September 3, 2021
On August 27, 2021, Sean Pike, a 49-year-old Jehovah’s Witness who was detained for his faith in Moscow, was placed in an overcrowded cell in Kapotnya Detention Center 7, given a mattress, and has been forced to sleep on the floor ever since.
According to the lawyer, the situation can only be explained by the manifestation of domestic racism.
“High-class specialist Sean Pike is not a murderer, not a thief, and not involved in drugs. He’s a decent man. The attitude towards him is caused only by the color of his skin, this is just everyday racism,” said his lawyer.
Pike is a Guyanese and the nephew of former Agriculture Minister Simpson Da Silva.
As the lawyer explained, it is known that other cells of this pre-trial detention center are not overcrowded, some have free places. Of all those detained, only a black believer is subjected to such humiliating treatment.
A native of Georgetown, Sean Pike is a citizen of Guyana and Russia. He is married and has two young children with chronic diseases in his care.
In 1997, Pike graduated from the Peoples’ Friendship University of Russia with honors, his thesis was recognized as the best that year. For almost eight years he worked in the Ministry of Transport of Guyana.
The believer has been working in the Russian Federation since 2010, from June 2012 to the present – in the Moscow office of one of the international design and construction companies.
Sean Pike holds the position of senior project team leader and, as stated in his job description, has shown himself to be “a responsible, balanced and competent employee”, which is not tied to suspicions of extremism.

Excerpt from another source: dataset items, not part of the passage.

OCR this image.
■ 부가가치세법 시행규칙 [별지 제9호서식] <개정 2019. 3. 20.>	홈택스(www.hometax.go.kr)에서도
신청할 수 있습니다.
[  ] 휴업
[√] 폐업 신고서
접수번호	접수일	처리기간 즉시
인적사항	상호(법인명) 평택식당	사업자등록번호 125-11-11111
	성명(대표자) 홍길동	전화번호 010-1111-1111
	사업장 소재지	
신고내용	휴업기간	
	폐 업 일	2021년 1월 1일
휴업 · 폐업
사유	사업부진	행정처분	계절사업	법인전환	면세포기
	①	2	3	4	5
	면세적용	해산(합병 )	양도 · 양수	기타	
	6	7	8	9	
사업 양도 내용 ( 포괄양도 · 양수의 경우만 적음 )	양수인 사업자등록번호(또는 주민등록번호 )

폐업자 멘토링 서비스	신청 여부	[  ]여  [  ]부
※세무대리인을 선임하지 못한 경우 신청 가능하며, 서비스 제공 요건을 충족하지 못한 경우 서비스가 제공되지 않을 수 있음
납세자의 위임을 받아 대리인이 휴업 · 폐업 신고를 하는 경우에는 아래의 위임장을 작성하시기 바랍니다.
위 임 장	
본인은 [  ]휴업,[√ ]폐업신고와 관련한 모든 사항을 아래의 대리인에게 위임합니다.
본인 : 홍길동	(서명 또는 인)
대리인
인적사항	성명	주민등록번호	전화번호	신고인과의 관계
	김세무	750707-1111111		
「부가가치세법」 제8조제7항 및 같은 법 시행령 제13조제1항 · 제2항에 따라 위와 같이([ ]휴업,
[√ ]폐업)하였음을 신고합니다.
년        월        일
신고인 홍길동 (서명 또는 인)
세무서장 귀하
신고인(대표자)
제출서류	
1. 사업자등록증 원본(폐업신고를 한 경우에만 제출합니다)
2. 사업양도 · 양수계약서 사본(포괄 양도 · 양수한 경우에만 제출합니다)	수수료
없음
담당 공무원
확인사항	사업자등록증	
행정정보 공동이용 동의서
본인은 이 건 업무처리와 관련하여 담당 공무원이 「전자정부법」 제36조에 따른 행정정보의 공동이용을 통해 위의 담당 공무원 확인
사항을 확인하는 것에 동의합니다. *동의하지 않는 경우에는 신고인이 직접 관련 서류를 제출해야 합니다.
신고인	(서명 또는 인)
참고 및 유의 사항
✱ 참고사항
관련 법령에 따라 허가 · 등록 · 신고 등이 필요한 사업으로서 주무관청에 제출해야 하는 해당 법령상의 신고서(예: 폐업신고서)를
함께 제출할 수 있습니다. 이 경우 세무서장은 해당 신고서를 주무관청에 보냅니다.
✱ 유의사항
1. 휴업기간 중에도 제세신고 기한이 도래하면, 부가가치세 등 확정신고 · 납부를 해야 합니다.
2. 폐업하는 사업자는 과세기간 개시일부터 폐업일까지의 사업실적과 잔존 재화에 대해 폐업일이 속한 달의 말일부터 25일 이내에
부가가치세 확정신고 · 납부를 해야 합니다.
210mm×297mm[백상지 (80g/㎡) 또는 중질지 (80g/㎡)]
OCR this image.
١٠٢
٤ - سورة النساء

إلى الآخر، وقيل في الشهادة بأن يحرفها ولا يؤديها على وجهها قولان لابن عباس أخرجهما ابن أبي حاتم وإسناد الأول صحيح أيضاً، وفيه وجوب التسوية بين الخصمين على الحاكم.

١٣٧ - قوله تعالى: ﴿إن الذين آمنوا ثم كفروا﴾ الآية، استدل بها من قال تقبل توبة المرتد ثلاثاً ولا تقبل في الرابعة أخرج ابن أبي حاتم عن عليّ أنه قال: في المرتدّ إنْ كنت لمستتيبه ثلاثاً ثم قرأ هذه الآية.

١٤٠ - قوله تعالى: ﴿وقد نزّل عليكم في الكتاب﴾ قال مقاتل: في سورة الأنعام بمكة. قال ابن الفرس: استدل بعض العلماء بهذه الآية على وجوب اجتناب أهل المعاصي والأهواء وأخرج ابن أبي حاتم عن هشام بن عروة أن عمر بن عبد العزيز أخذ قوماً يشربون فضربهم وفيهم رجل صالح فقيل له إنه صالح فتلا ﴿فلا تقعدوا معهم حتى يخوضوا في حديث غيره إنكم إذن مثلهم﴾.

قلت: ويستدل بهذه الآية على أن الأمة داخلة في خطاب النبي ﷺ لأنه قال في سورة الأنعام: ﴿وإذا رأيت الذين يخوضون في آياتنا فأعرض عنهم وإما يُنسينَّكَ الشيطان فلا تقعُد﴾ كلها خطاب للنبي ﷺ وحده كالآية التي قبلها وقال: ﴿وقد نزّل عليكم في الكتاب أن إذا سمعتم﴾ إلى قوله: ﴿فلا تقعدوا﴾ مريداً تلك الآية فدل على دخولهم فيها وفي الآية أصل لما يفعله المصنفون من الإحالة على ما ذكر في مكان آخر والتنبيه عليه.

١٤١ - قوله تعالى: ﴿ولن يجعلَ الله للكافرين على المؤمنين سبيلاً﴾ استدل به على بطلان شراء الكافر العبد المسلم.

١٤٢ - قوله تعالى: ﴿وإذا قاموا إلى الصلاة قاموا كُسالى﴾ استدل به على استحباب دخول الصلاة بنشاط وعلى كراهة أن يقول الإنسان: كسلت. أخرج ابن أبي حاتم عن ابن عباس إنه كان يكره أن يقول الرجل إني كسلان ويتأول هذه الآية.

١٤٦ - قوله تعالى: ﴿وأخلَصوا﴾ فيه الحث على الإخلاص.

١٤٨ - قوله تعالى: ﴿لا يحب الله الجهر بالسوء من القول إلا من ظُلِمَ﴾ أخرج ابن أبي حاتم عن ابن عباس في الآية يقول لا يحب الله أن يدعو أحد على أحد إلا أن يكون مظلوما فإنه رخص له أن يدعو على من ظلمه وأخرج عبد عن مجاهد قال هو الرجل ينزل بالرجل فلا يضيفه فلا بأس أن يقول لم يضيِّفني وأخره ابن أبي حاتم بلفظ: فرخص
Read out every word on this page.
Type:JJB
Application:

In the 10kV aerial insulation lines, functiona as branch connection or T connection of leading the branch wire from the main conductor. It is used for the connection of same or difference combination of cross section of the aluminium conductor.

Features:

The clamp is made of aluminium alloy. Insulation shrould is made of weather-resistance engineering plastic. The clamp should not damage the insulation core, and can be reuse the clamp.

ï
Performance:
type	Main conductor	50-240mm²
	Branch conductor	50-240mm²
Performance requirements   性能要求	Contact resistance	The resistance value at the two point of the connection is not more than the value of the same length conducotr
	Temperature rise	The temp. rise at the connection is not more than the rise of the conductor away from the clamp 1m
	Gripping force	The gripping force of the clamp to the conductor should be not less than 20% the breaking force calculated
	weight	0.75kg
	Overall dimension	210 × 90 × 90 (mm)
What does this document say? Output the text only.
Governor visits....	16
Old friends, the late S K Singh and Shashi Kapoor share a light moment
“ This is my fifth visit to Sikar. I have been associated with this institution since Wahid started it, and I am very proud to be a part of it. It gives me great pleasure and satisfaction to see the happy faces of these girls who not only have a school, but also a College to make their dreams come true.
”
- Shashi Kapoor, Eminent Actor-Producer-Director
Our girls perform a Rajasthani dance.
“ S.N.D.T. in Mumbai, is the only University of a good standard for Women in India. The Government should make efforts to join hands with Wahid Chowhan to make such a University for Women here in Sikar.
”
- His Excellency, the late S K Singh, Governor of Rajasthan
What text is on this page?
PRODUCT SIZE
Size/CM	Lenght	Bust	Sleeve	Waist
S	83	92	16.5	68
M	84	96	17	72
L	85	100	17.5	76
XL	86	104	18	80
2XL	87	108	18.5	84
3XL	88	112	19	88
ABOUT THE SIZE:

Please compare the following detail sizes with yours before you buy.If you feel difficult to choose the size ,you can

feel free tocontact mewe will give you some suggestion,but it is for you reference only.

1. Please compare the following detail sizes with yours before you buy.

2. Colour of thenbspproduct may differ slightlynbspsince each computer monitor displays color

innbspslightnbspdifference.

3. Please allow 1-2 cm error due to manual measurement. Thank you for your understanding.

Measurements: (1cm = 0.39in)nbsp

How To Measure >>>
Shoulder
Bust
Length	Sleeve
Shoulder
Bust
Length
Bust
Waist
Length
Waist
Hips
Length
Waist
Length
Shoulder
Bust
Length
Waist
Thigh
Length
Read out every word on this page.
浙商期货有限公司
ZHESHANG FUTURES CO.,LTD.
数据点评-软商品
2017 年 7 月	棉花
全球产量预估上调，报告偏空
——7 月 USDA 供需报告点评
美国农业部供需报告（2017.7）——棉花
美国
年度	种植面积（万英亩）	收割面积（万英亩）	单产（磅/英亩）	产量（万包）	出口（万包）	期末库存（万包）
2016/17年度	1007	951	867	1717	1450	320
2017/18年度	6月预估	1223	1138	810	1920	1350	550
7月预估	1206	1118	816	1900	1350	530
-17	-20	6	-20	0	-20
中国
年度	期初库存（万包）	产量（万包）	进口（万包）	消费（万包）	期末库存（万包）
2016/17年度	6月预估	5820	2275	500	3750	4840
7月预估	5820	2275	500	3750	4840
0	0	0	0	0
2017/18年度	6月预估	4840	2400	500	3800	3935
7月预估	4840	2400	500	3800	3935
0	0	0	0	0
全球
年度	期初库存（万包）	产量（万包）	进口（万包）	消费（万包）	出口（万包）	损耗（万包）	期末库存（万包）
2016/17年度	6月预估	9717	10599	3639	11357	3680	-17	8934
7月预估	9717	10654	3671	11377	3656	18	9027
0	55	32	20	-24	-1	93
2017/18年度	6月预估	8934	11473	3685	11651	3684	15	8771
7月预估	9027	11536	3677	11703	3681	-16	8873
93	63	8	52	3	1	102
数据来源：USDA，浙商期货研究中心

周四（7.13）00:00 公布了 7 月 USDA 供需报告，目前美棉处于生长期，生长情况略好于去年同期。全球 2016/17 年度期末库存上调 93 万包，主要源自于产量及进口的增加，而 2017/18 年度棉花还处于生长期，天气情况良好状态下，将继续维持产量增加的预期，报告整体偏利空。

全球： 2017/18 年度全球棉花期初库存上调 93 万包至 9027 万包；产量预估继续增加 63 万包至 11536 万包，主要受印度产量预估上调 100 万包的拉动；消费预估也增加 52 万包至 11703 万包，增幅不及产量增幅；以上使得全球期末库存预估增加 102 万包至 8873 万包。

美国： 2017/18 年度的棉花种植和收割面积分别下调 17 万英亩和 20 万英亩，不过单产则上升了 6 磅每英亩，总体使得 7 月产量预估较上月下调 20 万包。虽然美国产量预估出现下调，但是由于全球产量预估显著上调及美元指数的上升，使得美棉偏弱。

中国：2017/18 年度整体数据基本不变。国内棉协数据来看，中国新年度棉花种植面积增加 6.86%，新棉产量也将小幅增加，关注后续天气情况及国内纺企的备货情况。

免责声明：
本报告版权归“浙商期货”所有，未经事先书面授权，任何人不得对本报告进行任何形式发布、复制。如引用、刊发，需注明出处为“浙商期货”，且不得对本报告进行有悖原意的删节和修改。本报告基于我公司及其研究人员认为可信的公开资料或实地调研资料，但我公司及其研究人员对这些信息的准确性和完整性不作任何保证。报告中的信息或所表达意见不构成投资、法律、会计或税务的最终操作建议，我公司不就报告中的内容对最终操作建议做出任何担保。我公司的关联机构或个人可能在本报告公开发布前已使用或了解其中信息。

Sean Pike, as well as two other Jehovah’s Witnesses, Eduard Sviridov and Aleksandr Rumyantsev, were detained during searches of the homes of believers in the Teply Stan district on August 25, 2021.
They were placed in a temporary detention center. Two days later the Cheremushkinsky District Court of Moscow sent them into custody until at least 24 October.
Believers are accused of “organizing the activities of an extremist organization” (part 1 of article 282.2 of the Criminal Code of the Russian Federation). In the opinion of the investigator Vladimir Zubkov, who initiated the case, conversations about the Bible “have an increased public danger.”